The report is the culmination of more than two years of research, discussion, and collaboration among the organizations, which have teamed up to form the Coalition for Modernizing Dental Licensure. This coalition involves the full continuum of the dental profession, from students to educators to practitioners.
“Ensuring patient safety and that each dentist meets professional standards for practice are the critical underpinnings of the dental licensure process,” said Joseph P. Crowley, DDS, ADA president. “This report and the coalition’s ongoing efforts call upon state dental boards to amend and modernize their licensure requirements.”
In the United States, requirements to gain a dental license vary widely from state to state, though all applicants must meet three basic requirements: graduation from an accredited dental education program, a passing grade on the National Board written examinations, and a passing grade on a clinical examination.
State dental boards oversee the licensure process. The report addresses two priority concerns with the licensure process in many states.

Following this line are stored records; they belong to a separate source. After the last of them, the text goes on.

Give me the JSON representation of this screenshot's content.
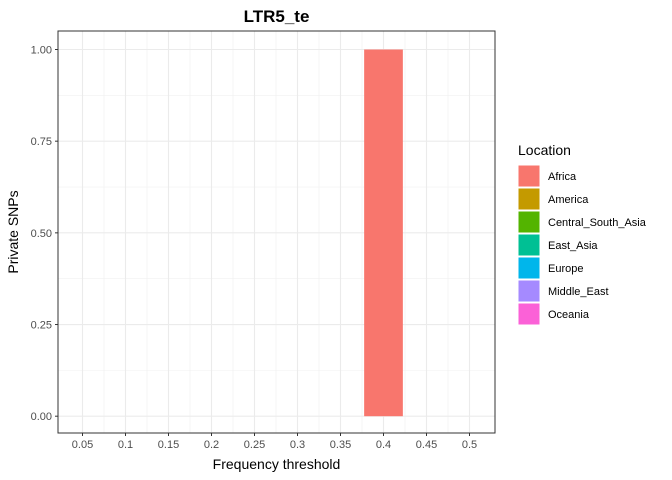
{
  "chart_data": {
    "type": "bar",
    "title": "LTR5_te",
    "xlabel": "Frequency threshold",
    "ylabel": "Private SNPs",
    "x_categories": [
      "0.05",
      "0.1",
      "0.15",
      "0.2",
      "0.25",
      "0.3",
      "0.35",
      "0.4",
      "0.45",
      "0.5"
    ],
    "y_ticks": [
      "0.00",
      "0.25",
      "0.50",
      "0.75",
      "1.00"
    ],
    "ylim": [
      0,
      1
    ],
    "grid": true,
    "legend": {
      "title": "Location",
      "position": "right",
      "entries": [
        {
          "name": "Africa",
          "color": "#F8766D"
        },
        {
          "name": "America",
          "color": "#C49A00"
        },
        {
          "name": "Central_South_Asia",
          "color": "#53B400"
        },
        {
          "name": "East_Asia",
          "color": "#00C094"
        },
        {
          "name": "Europe",
          "color": "#00B6EB"
        },
        {
          "name": "Middle_East",
          "color": "#A58AFF"
        },
        {
          "name": "Oceania",
          "color": "#FB61D7"
        }
      ]
    },
    "series": [
      {
        "name": "Africa",
        "color": "#F8766D",
        "values": [
          0,
          0,
          0,
          0,
          0,
          0,
          0,
          1,
          0,
          0
        ]
      }
    ]
  }
}
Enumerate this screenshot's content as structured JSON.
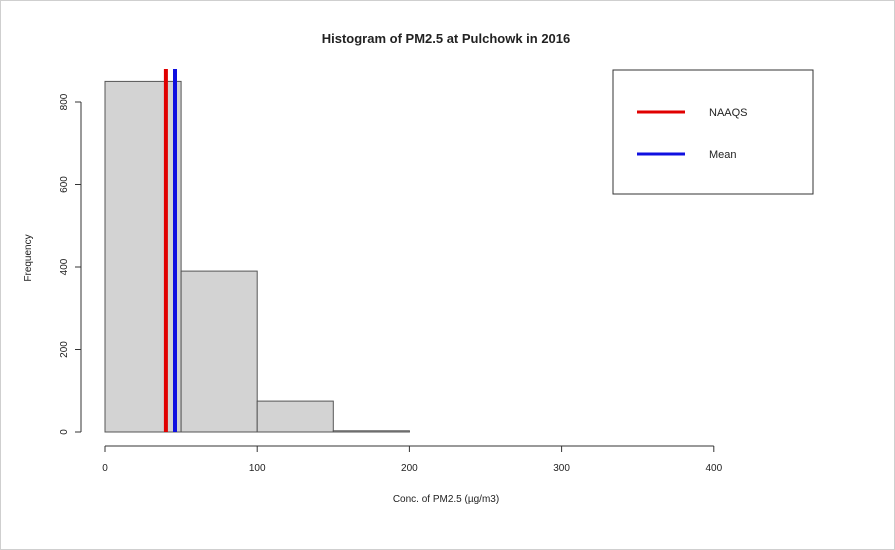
{
  "chart_data": {
    "type": "bar",
    "title": "Histogram of PM2.5 at Pulchowk in 2016",
    "xlabel": "Conc. of PM2.5 (µg/m3)",
    "ylabel": "Frequency",
    "xlim": [
      0,
      450
    ],
    "ylim": [
      0,
      850
    ],
    "xticks": [
      0,
      100,
      200,
      300,
      400
    ],
    "yticks": [
      0,
      200,
      400,
      600,
      800
    ],
    "bins": [
      {
        "x0": 0,
        "x1": 50,
        "count": 850
      },
      {
        "x0": 50,
        "x1": 100,
        "count": 390
      },
      {
        "x0": 100,
        "x1": 150,
        "count": 75
      },
      {
        "x0": 150,
        "x1": 200,
        "count": 3
      },
      {
        "x0": 200,
        "x1": 250,
        "count": 0
      },
      {
        "x0": 250,
        "x1": 300,
        "count": 0
      },
      {
        "x0": 300,
        "x1": 350,
        "count": 0
      },
      {
        "x0": 350,
        "x1": 400,
        "count": 0
      },
      {
        "x0": 400,
        "x1": 450,
        "count": 0
      }
    ],
    "vlines": [
      {
        "name": "NAAQS",
        "x": 40,
        "color": "#e00000"
      },
      {
        "name": "Mean",
        "x": 46,
        "color": "#1010e0"
      }
    ],
    "legend": {
      "position": "top-right",
      "entries": [
        {
          "label": "NAAQS",
          "color": "#e00000"
        },
        {
          "label": "Mean",
          "color": "#1010e0"
        }
      ]
    },
    "bar_fill": "#d3d3d3",
    "bar_stroke": "#555555",
    "grid": false
  }
}
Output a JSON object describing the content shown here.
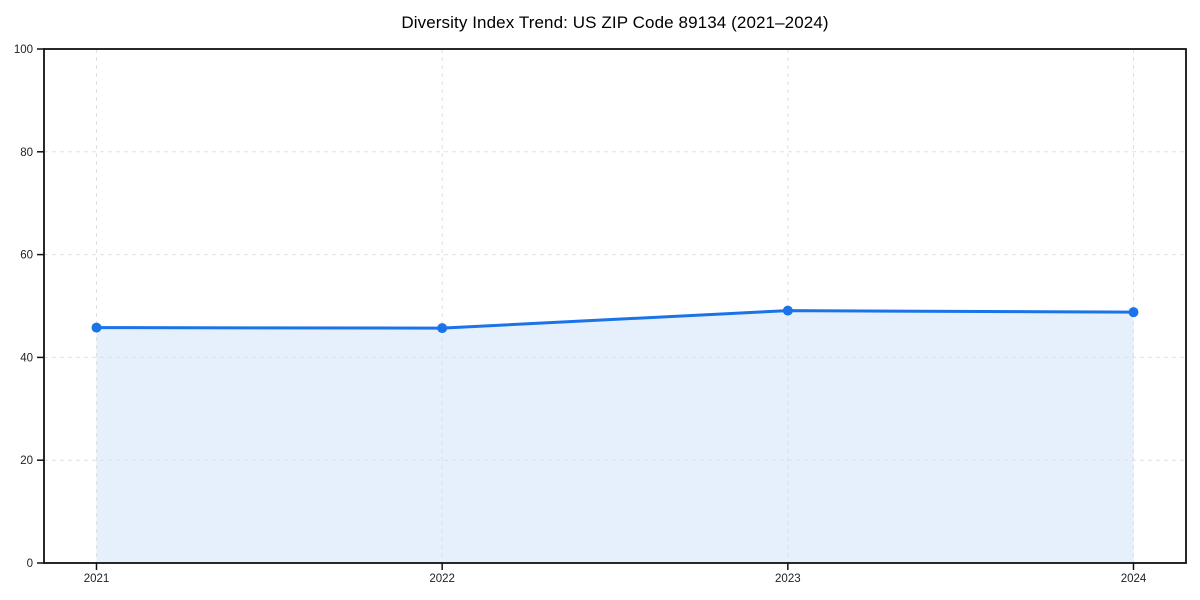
{
  "chart_data": {
    "type": "area",
    "title": "Diversity Index Trend: US ZIP Code 89134 (2021–2024)",
    "categories": [
      "2021",
      "2022",
      "2023",
      "2024"
    ],
    "series": [
      {
        "name": "Diversity Index",
        "values": [
          45.8,
          45.7,
          49.1,
          48.8
        ]
      }
    ],
    "xlabel": "",
    "ylabel": "",
    "ylim": [
      0,
      100
    ],
    "yticks": [
      0,
      20,
      40,
      60,
      80,
      100
    ],
    "grid": true,
    "grid_style": "dashed",
    "legend": false,
    "marker": "circle",
    "colors": {
      "line": "#1a73e8",
      "marker": "#1a73e8",
      "fill": "#1a73e8",
      "fill_opacity": 0.11,
      "grid": "#e0e0e0",
      "axis": "#111111",
      "tick_label": "#222222",
      "title": "#000000",
      "background": "#ffffff"
    }
  }
}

The first is the use of the single encounter, procedure-based examination on patients as part of the licensure examination. The coalition is concerned that treating a single patient just one time does not lead to an accurate reflection of the broad set of skills and knowledge expected of a dentist and poses ethical challenges for test-takers, dental schools, and the profession.

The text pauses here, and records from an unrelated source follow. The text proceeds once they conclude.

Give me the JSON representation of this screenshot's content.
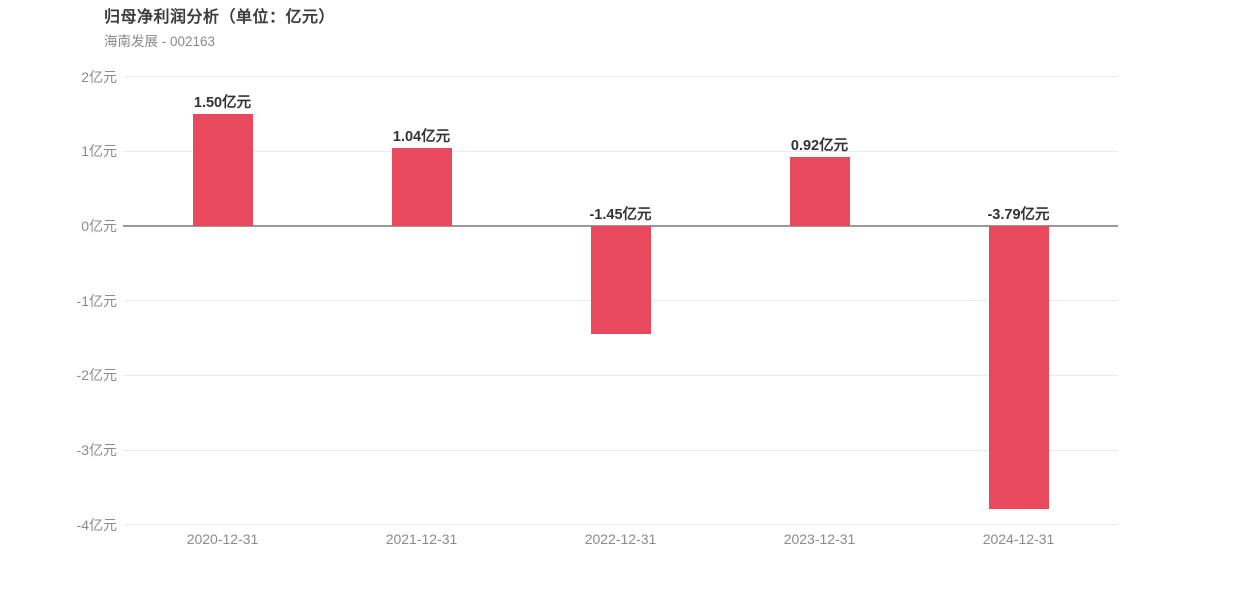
{
  "header": {
    "title": "归母净利润分析（单位：亿元）",
    "subtitle": "海南发展 - 002163"
  },
  "chart_data": {
    "type": "bar",
    "title": "归母净利润分析（单位：亿元）",
    "subtitle": "海南发展 - 002163",
    "categories": [
      "2020-12-31",
      "2021-12-31",
      "2022-12-31",
      "2023-12-31",
      "2024-12-31"
    ],
    "values": [
      1.5,
      1.04,
      -1.45,
      0.92,
      -3.79
    ],
    "value_labels": [
      "1.50亿元",
      "1.04亿元",
      "-1.45亿元",
      "0.92亿元",
      "-3.79亿元"
    ],
    "xlabel": "",
    "ylabel": "",
    "ylim": [
      -4,
      2
    ],
    "y_ticks": [
      2,
      1,
      0,
      -1,
      -2,
      -3,
      -4
    ],
    "y_tick_labels": [
      "2亿元",
      "1亿元",
      "0亿元",
      "-1亿元",
      "-2亿元",
      "-3亿元",
      "-4亿元"
    ],
    "grid": true,
    "legend_position": "none",
    "bar_color": "#e8495c",
    "value_label_color": "#333333",
    "axis_label_color": "#8b8b8b",
    "grid_color": "#ebebeb",
    "zero_line_color": "#999999"
  }
}
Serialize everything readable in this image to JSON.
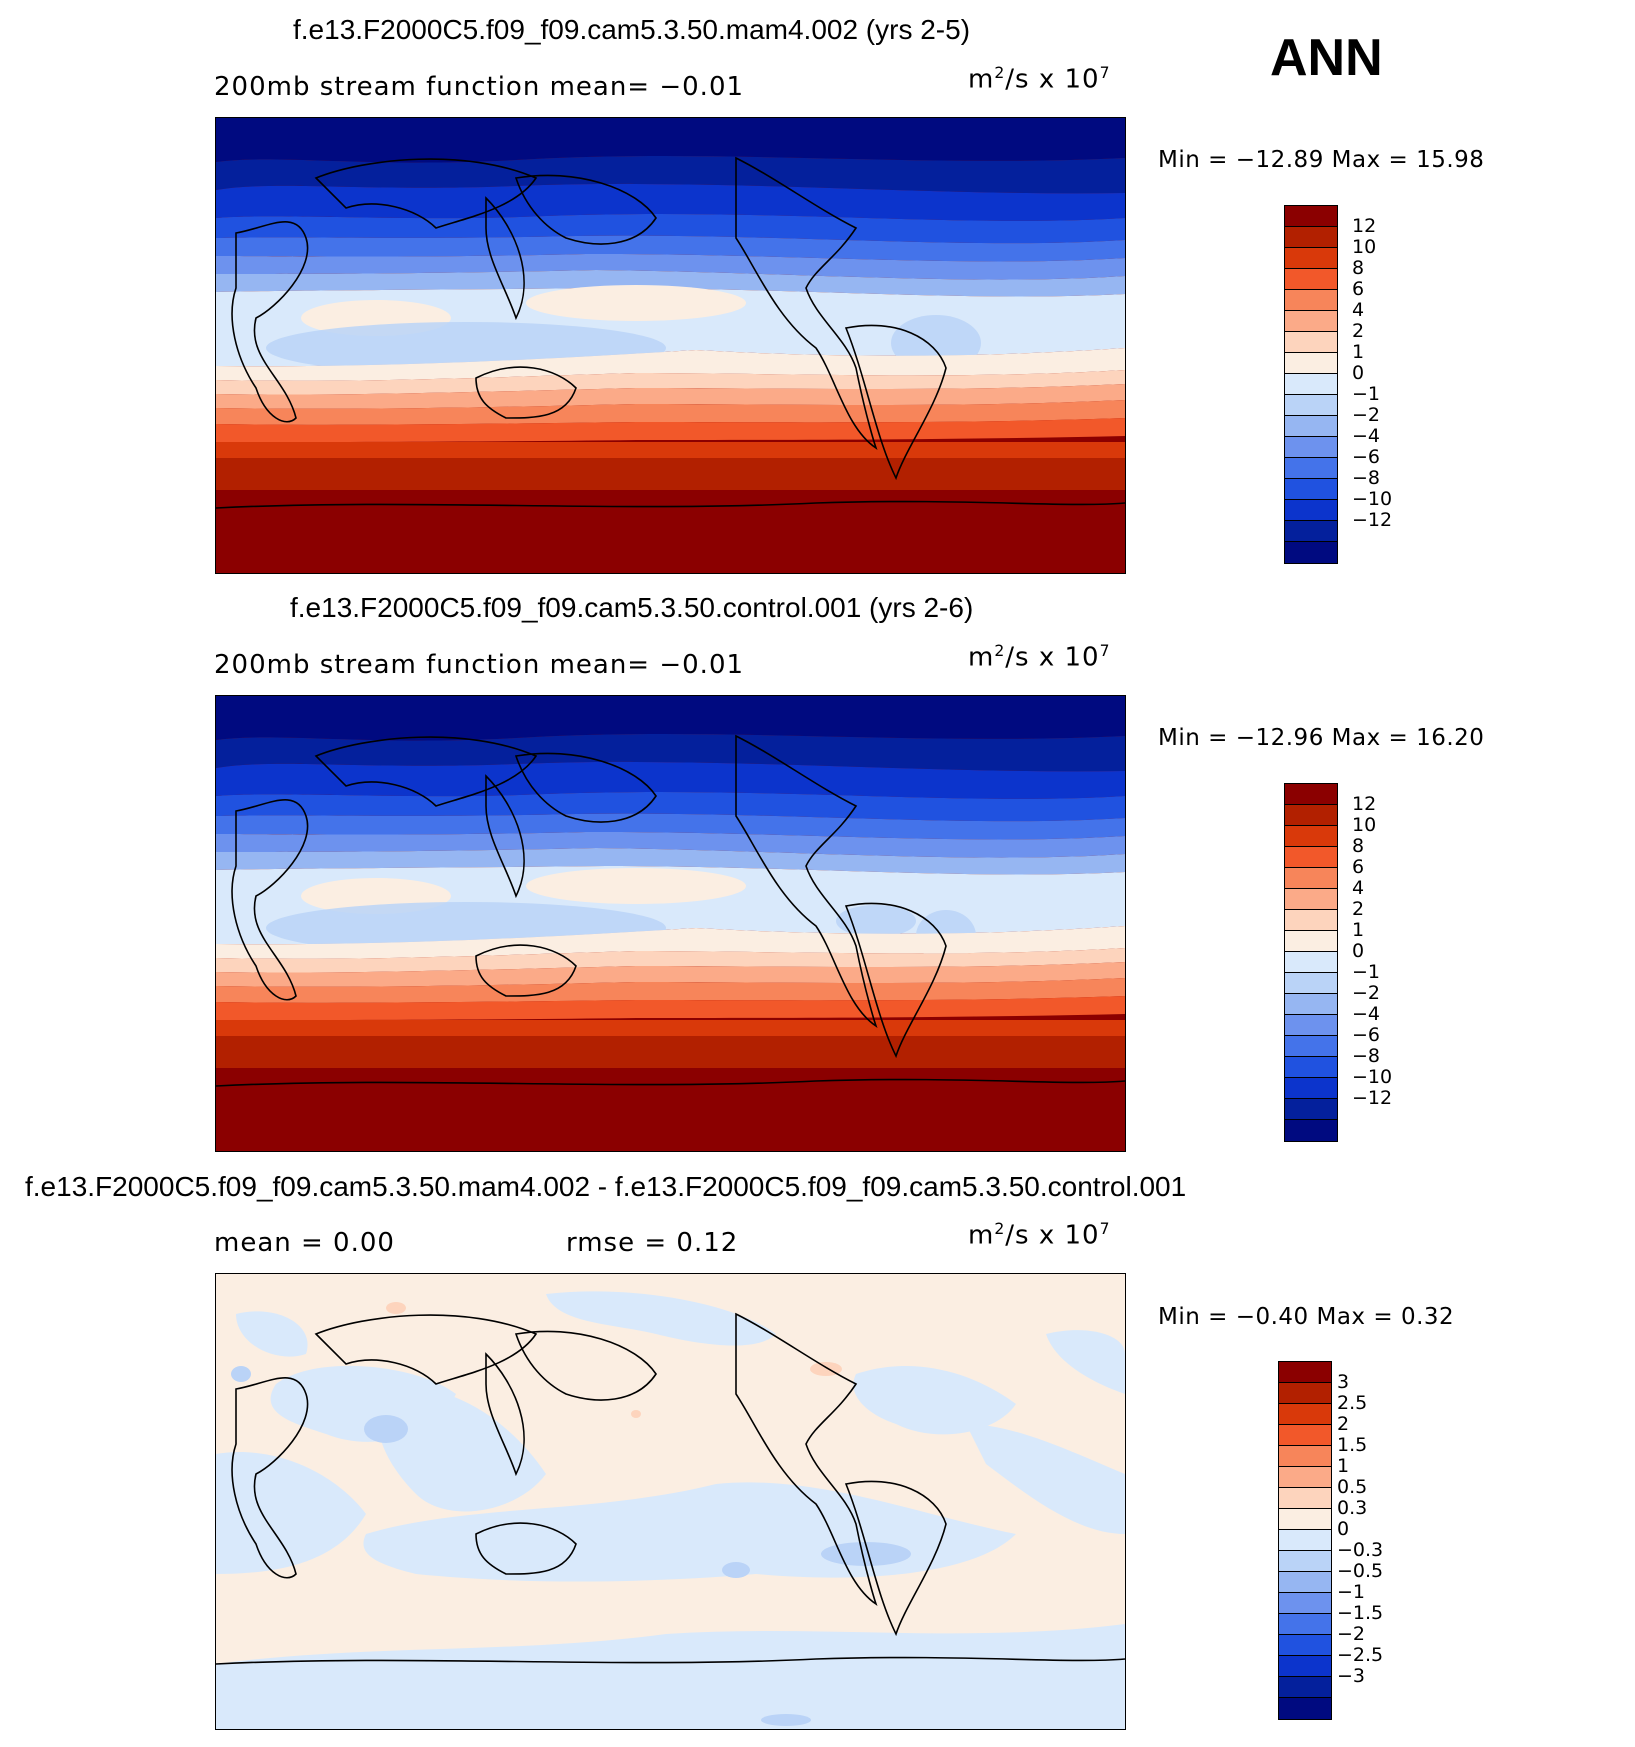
{
  "season": "ANN",
  "panels": [
    {
      "title": "f.e13.F2000C5.f09_f09.cam5.3.50.mam4.002 (yrs 2-5)",
      "left_label": "200mb stream function   mean=  −0.01",
      "units_base": "m",
      "units_mid": "/s x 10",
      "units_exp2": "2",
      "units_exp7": "7",
      "minmax": "Min = −12.89 Max =   15.98",
      "colorbar": {
        "colors": [
          "#8b0000",
          "#b22000",
          "#d9390a",
          "#f2582a",
          "#f7855a",
          "#fbaa88",
          "#fdd4bd",
          "#fbeee2",
          "#d9e9fb",
          "#bad3f7",
          "#96b6f2",
          "#6d92ee",
          "#4473ea",
          "#2052e0",
          "#0c34cc",
          "#04209c",
          "#000a80"
        ],
        "labels": [
          "12",
          "10",
          "8",
          "6",
          "4",
          "2",
          "1",
          "0",
          "−1",
          "−2",
          "−4",
          "−6",
          "−8",
          "−10",
          "−12"
        ]
      }
    },
    {
      "title": "f.e13.F2000C5.f09_f09.cam5.3.50.control.001 (yrs 2-6)",
      "left_label": "200mb stream function   mean=  −0.01",
      "units_base": "m",
      "units_mid": "/s x 10",
      "units_exp2": "2",
      "units_exp7": "7",
      "minmax": "Min = −12.96 Max =   16.20",
      "colorbar": {
        "colors": [
          "#8b0000",
          "#b22000",
          "#d9390a",
          "#f2582a",
          "#f7855a",
          "#fbaa88",
          "#fdd4bd",
          "#fbeee2",
          "#d9e9fb",
          "#bad3f7",
          "#96b6f2",
          "#6d92ee",
          "#4473ea",
          "#2052e0",
          "#0c34cc",
          "#04209c",
          "#000a80"
        ],
        "labels": [
          "12",
          "10",
          "8",
          "6",
          "4",
          "2",
          "1",
          "0",
          "−1",
          "−2",
          "−4",
          "−6",
          "−8",
          "−10",
          "−12"
        ]
      }
    },
    {
      "title": "f.e13.F2000C5.f09_f09.cam5.3.50.mam4.002 - f.e13.F2000C5.f09_f09.cam5.3.50.control.001",
      "left_label": "mean =    0.00",
      "mid_label": "rmse =    0.12",
      "units_base": "m",
      "units_mid": "/s x 10",
      "units_exp2": "2",
      "units_exp7": "7",
      "minmax": "Min =  −0.40 Max =   0.32",
      "colorbar": {
        "colors": [
          "#8b0000",
          "#b22000",
          "#d9390a",
          "#f2582a",
          "#f7855a",
          "#fbaa88",
          "#fdd4bd",
          "#fbeee2",
          "#d9e9fb",
          "#bad3f7",
          "#96b6f2",
          "#6d92ee",
          "#4473ea",
          "#2052e0",
          "#0c34cc",
          "#04209c",
          "#000a80"
        ],
        "labels": [
          "3",
          "2.5",
          "2",
          "1.5",
          "1",
          "0.5",
          "0.3",
          "0",
          "−0.3",
          "−0.5",
          "−1",
          "−1.5",
          "−2",
          "−2.5",
          "−3"
        ]
      }
    }
  ]
}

Also, such an examination may not be in the best interests of patients who participate in the process, the coalition says. These exams have a narrow focus, sometimes in lieu of comprehensive care. Regulatory bodies in other health professions have removed the actual performance of procedures on a patient during the licensure examination process.
The second concern is licensure portability. Most students at more than half of the country’s dental schools do not go on to practice in the same state where they were educated. For students in states with restrictive licensure policies, the cost of licensure in another state is often extremely expensive and unnecessarily burdensome. A similar burden exists for the more than 10,000 active licensed dentists who moved across state lines between 2011 and 2016.

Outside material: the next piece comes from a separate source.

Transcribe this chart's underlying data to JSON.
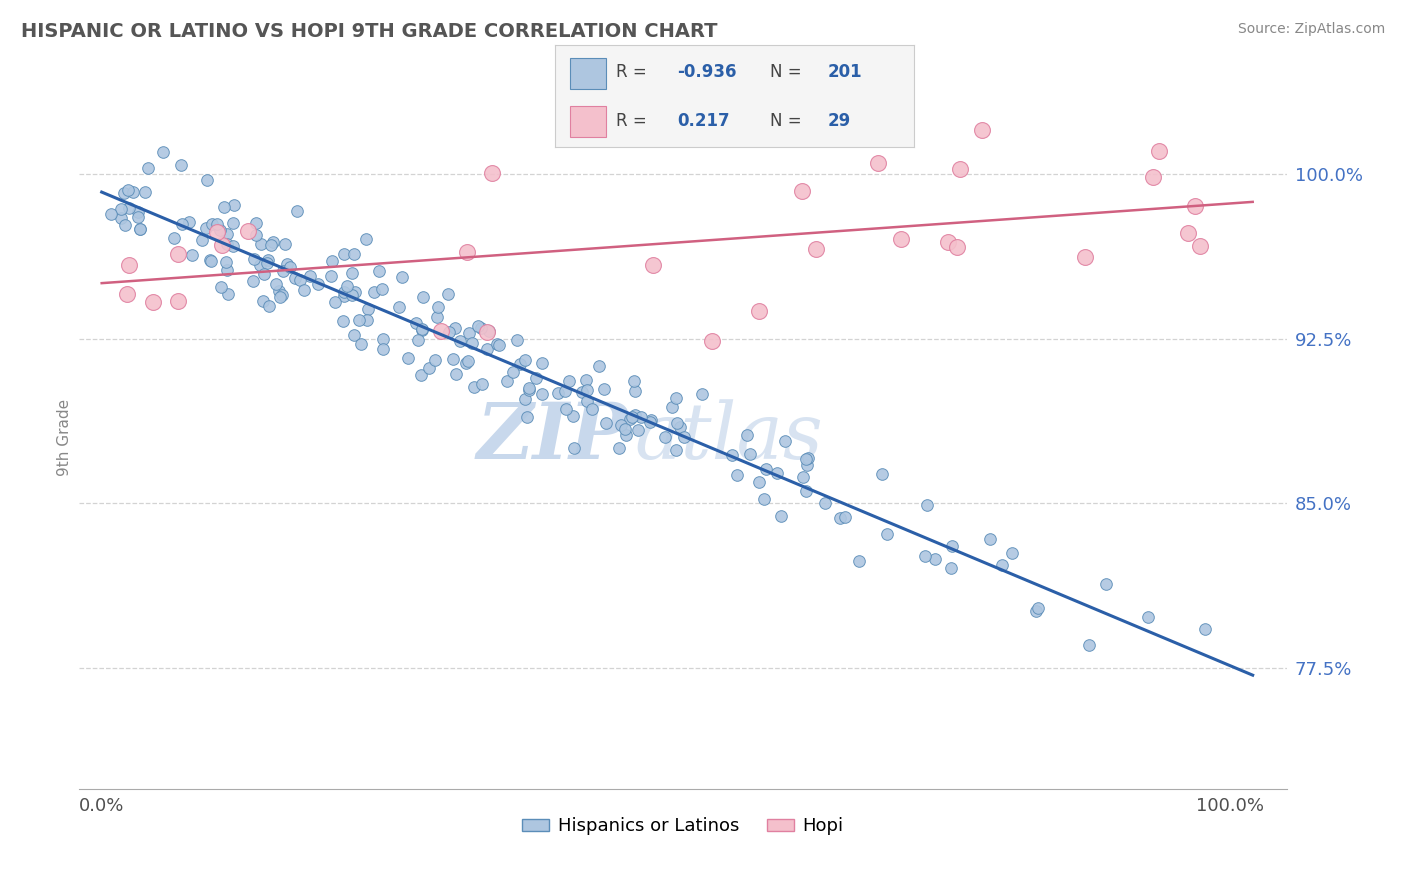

There are much better ways to handle licensure, and we have only to look at every other health profession to demonstrate that,” said R.L. Monty MacNeil, DDS, MDentSc, chair of the ADEA Board of Directors. “Dentistry is also an outlier in the lengths dentists have to go if they want to move across state lines and provide care. It’s just time we fix this.”
The coalition is calling upon state dental boards to amend their licensure requirements to eliminate single encounter, procedure-based examinations on patients. It also calls upon them to allow for increased licensure portability and to work at the national level to establish a common core of dentist credentials for licensure that can serve as a basis for licensure compacts among states.
“As future dental professionals, students hold themselves to the highest ethical standards,” said ASDA president Roopali Kulkarni. “We are committed to working together and with the dental boards to modernize the process of dental licensure in order to protect our patients and profession.”